Well, sure, anyone can direct the special effects pipeline if he just puts in an order and lets the animators go to town. And that's what's been happening since computer graphics took over the movies in the ‘90s: there's nobody at the helm, and the animators, supremely talented galley slaves, can't be expected to steer. Think of what Guillermo del Toro could have done with this film. He's a director who struggled for two decades to get where he is today, a developed artist who knows exactly what he's doing.

So The Spiderwick Chronicles is another fantasy film that doesn't feel so fantastic. Its hum-drum goblins, which look like overfed toads with sharp teeth, come off like CG blobs. The villain could be a cousin to the cave troll from The Lord of the Rings , except for those blessed moments when he's in human form, and played by a dead-eyed Nick Nolte.

The Spiderwick Chronicles is based on five book cycle by Holly Black and Tony DiTerlizzi, unread by me. But unlike the Potter novels, to which they are inevitably compared, the books don't bloat when you get to number four. The film's writers have crafted a trim reduction that's just right for the cinema.

In a nutshell: The Grace family is composed of brothers Jared and Simon, and teenage sister Mallory, played by Sarah Bolger, who never seems to put down her fencing sword.

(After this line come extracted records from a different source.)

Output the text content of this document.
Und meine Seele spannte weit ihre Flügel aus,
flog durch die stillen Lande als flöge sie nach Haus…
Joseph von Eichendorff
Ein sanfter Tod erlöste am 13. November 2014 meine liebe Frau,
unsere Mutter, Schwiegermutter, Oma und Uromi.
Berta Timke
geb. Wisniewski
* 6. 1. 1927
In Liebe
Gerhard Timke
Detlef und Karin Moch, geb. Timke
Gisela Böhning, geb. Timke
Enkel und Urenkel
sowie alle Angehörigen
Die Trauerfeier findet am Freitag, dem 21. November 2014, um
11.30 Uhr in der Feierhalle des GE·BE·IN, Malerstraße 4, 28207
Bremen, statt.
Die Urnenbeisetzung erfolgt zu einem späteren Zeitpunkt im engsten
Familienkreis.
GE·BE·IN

The mom, Helen, Mary Louise Parker, is in a disintegrating marriage; she and the kids are relocating to a big spooky house in the woods.

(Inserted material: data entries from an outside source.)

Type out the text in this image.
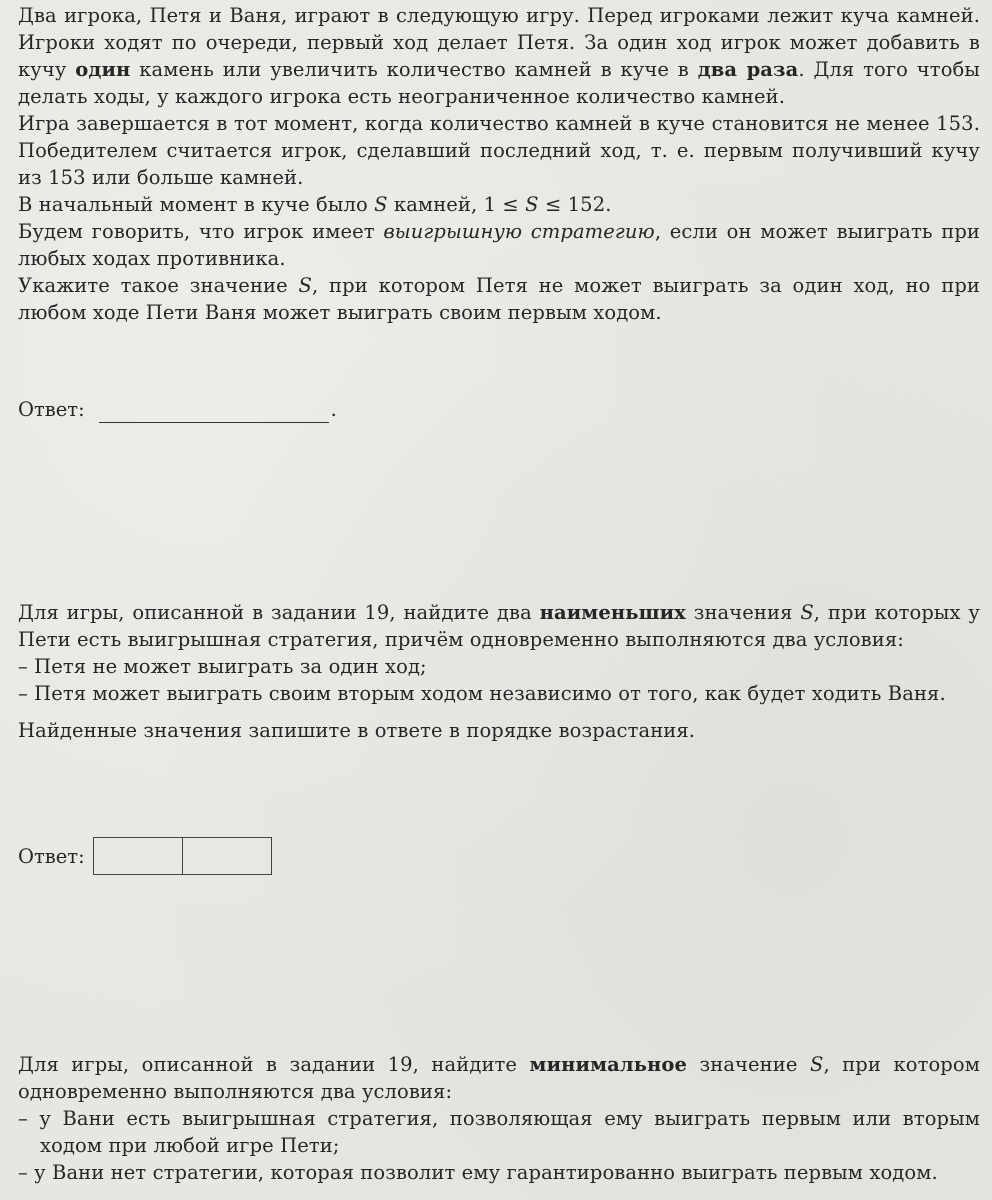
Два игрока, Петя и Ваня, играют в следующую игру. Перед игроками лежит куча камней. Игроки ходят по очереди, первый ход делает Петя. За один ход игрок может добавить в кучу один камень или увеличить количество камней в куче в два раза. Для того чтобы делать ходы, у каждого игрока есть неограниченное количество камней.

Игра завершается в тот момент, когда количество камней в куче становится не менее 153. Победителем считается игрок, сделавший последний ход, т. е. первым получивший кучу из 153 или больше камней.

В начальный момент в куче было S камней, 1 ≤ S ≤ 152.

Будем говорить, что игрок имеет выигрышную стратегию, если он может выиграть при любых ходах противника.

Укажите такое значение S, при котором Петя не может выиграть за один ход, но при любом ходе Пети Ваня может выиграть своим первым ходом.

Ответ:	.

Для игры, описанной в задании 19, найдите два наименьших значения S, при которых у Пети есть выигрышная стратегия, причём одновременно выполняются два условия:

– Петя не может выиграть за один ход;

– Петя может выиграть своим вторым ходом независимо от того, как будет ходить Ваня.

Найденные значения запишите в ответе в порядке возрастания.

Ответ:

Для игры, описанной в задании 19, найдите минимальное значение S, при котором одновременно выполняются два условия:

– у Вани есть выигрышная стратегия, позволяющая ему выиграть первым или вторым ходом при любой игре Пети;

– у Вани нет стратегии, которая позволит ему гарантированно выиграть первым ходом.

Jared stumbles upon an old book in the attic; he opens it; various fantastic critters are awakened in the forest, invisible unless they want to be seen. Some are pretty, some are friendly, and some are alarming. The usual stuff.

Luckily, there is a circle of mushrooms around the house which creates an invisible protective barrier across which the faeries cannot pass. That circle represents the greatest missed opportunity in the film. It should have been mined for its symbolism: the protective skin surrounding the nuclear family. Late in the film, the father permeates the membrane, and Simon holds him off with a knife. It sounds as painful as the identical scene in the classic Shoot the Moon , but it isn't developed.

I know, I know, this is a PG film for kids. But nobody is more attuned to disturbances in the family than kids; the Walt Disney Company has built an empire on it. If you're going to mount a major production, give it to someone less literal, with a proven track record in image-making. And make sure he isn't afraid of the dark.